Open-source prompt-injection detection and safe message delivery engine for AI agents.

sovguard.io ↗ ·
  • TypeScript
  • SQLite
  • Pattern matching
  • LLM eval
  • Docker

What it is

Sovguard is an open-source engine that sits in front of an LLM application and scans incoming messages for prompt-injection attempts before they reach the model. It maintains a continuously-updated pattern library, runs structural and semantic checks, and ships a pentest harness that lets you measure your own coverage against known attack categories.

Why it exists

Prompt injection is the SQL injection of the agent era. There are no built-in mitigations in any major LLM API — the model trusts whatever text reaches it, including text that came from a tool result, a scraped webpage, or a user input.
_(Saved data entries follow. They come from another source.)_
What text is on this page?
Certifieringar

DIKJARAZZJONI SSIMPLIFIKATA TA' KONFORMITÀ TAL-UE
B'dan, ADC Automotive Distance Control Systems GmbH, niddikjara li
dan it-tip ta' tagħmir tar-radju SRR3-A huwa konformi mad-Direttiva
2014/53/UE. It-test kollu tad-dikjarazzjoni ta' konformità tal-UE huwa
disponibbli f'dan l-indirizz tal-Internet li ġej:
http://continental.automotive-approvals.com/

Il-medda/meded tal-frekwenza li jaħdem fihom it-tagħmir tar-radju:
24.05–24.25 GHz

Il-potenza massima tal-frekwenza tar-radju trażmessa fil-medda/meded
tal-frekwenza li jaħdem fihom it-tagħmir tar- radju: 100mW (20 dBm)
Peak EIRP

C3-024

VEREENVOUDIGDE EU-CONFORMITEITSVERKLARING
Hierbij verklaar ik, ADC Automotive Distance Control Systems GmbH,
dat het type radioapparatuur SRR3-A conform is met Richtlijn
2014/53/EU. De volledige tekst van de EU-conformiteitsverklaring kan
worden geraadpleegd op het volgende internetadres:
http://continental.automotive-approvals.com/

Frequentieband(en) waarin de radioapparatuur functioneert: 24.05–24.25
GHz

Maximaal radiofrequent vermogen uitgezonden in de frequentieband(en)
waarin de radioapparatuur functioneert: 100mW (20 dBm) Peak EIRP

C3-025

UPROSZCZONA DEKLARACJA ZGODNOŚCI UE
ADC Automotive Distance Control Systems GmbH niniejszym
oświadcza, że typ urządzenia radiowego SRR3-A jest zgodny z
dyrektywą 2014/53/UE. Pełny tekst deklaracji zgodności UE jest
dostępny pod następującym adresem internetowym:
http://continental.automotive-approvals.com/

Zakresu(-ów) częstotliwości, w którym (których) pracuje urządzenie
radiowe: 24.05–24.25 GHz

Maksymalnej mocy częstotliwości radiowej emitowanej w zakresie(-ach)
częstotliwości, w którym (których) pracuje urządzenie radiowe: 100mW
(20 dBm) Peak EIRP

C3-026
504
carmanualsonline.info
Most teams “handle” this by hoping nobody tries. Sovguard is the layer that does the actual checking.

What I built

The full engine: a TypeScript scanner with pluggable detection modules, a pattern-scout script that crawls public injection corpora and keeps the rule set fresh, a server mode for running it as a sidecar, a pentest runner with ~200 attack scenarios, and a monitoring dashboard. The whole thing runs in Docker, ships as an npm package, and is permissively licensed.

Outcome

Open-sourced at sovguard.io with an MIT license. The pentest harness has caught real regressions in my own work; I use it as a reference implementation when building anything with AI in the path of user input.